- Film poster
- Directed by: Claude Miller
- Written by: Claude Miller
- Based on: Un secret by Philippe Grimbert
- Produced by: Yves Marmion
- Starring: Cécile De France Patrick Bruel Ludivine Sagnier Julie Depardieu
- Cinematography: Gérard de Battista
- Edited by: Véronique Lange
- Music by: Zbigniew Preisner
- Distributed by: UGC Distribution
- Release date: 6 December 2007 (France);
- Running time: 105 minutes
- Country: France
- Language: French
- Box office: $14.4 million

= A Secret =

A Secret (Un secret) is a 2007 French film directed and written by Claude Miller. The screenplay was based on the 2004 novel by Philippe Grimbert.

==Synopsis==
The film follows Maxime Nathan and his family in France during the years before and after World War II. François Grimbert (played as a young boy by Valentin Vigourt and as an adult by Mathieu Amalric) grows up in Paris in the 1950s. He is the skinny, sickly son of two marvelously athletic parents, Tania (Cécile de France) and Maxime (Patrick Bruel). For a while, he dreams of a stronger, fitter, more charismatic older brother to compensate for his own feelings of inadequacy. Only gradually does he learn of his parents' tragic past and that he had a sibling — a half-brother named Simon, his father's first son.
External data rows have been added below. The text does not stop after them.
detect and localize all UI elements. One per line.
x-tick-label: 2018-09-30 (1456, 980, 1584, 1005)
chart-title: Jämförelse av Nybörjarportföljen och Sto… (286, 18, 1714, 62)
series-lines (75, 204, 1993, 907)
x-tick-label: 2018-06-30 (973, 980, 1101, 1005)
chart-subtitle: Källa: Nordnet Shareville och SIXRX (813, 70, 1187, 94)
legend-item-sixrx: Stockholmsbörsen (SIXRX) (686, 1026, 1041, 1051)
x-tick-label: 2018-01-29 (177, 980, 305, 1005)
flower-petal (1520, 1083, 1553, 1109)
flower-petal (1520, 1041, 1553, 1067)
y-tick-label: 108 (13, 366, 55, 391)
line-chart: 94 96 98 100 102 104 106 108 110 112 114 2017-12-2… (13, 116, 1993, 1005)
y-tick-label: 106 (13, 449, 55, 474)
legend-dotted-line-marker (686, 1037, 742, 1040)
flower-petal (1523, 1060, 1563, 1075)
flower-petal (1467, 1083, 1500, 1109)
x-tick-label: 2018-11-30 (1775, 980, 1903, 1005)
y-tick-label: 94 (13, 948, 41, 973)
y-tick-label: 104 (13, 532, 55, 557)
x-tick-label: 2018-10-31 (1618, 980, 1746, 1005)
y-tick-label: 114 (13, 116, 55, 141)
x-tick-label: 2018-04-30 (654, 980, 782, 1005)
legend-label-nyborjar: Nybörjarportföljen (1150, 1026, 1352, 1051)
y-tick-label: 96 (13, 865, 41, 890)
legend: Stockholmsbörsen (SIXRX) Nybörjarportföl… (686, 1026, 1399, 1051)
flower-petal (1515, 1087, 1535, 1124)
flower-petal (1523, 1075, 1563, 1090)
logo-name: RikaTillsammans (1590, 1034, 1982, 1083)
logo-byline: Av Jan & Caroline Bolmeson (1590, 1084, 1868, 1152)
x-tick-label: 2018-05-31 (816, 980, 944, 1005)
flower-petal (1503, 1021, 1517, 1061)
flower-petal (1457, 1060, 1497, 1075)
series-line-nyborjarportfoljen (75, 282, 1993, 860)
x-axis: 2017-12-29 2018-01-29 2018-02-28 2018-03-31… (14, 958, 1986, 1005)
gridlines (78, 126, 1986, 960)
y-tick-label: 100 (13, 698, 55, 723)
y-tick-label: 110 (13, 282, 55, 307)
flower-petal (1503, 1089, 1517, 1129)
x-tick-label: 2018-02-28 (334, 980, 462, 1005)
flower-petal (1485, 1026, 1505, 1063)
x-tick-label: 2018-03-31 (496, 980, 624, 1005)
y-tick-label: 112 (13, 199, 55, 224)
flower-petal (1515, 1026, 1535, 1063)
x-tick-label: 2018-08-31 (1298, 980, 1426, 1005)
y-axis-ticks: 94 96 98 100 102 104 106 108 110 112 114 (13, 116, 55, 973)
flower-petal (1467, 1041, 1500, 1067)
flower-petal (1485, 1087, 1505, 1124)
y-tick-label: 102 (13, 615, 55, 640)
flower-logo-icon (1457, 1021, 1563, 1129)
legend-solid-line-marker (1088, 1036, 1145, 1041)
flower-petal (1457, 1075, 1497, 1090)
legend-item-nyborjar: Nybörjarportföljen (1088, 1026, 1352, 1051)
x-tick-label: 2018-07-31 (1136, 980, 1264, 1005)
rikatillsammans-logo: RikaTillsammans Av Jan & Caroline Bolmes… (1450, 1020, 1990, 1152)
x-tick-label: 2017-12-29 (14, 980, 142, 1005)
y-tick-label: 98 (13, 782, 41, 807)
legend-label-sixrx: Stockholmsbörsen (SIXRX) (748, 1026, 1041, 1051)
Simon is the big secret, but the discovery opens the door to further revelations and deeper enigmas. François knows that his parents met sometime around the war, and he imagines their courtship and marriage in the shadow of atrocities which nobody talks about any more. Eventually he learns that his family is Jewish. His parents were each married to someone else before the Holocaust, and his father had a son, Simon. His parents' first spouses and his half-brother Simon were arrested by the Nazis and gassed at Auschwitz. His parents have never fully recovered from the trauma and eventually they both commit suicide.

==Cast==
- Cécile De France as Tania Stirn/Grimbert
- Patrick Bruel as Maxime Nathan Grinberg/Grimbert
- Ludivine Sagnier as Hannah Grimbert
- Julie Depardieu as Louise
- Mathieu Amalric as François Grimbert (age 37)
- Eric Godon as Serge Klarsfeld
- Nathalie Boutefeu as Esther
- Yves Verhoeven as Guillaume
- Yves Jacques as Commandant Béraud
- Annie Grégorio as Léone
- Laurent Lafitte as The cop

==Awards and nominations==
- César Awards
  - Won: Best Actress — Supporting Role (Julie Depardieu)
  - Nominated: Best Actress — Leading Role (Cécile De France)
  - Nominated: Best Actress — Supporting Role (Ludivine Sagnier)
  - Nominated: Best Cinematography (Gérard de Battista)
  - Nominated: Best Costume Design (Jacqueline Bouchard)
  - Nominated: Best Director (Claude Miller)
  - Nominated: Best Editing (Véronique Lange)
  - Nominated: Best Film
  - Nominated: Best Music Written for a Film (Zbigniew Preisner)
  - Nominated: Best Production Design (Jean-Pierre Kohut-Svelko)
  - Nominated: Best Adaptation (Nathalie Carter and Claude Miller)
- Montréal Film Festival
  - Won: Grand Prix des Amériques (tied with Ben X)

==Reception==
On review aggregator website Rotten Tomatoes, A Secret has an approval rating of 80% based on 45 reviews, with an average rating of 7.00/10. The site's consensus reads: A "Secret is poignant, sad, and beautifully crafted, featuring fine performances that stave off a drift toward soap opera territory". On Metacritic, the film has a weighted average score of 72 out of 100 based on 15 reviews, indicating "generally favorable reviews".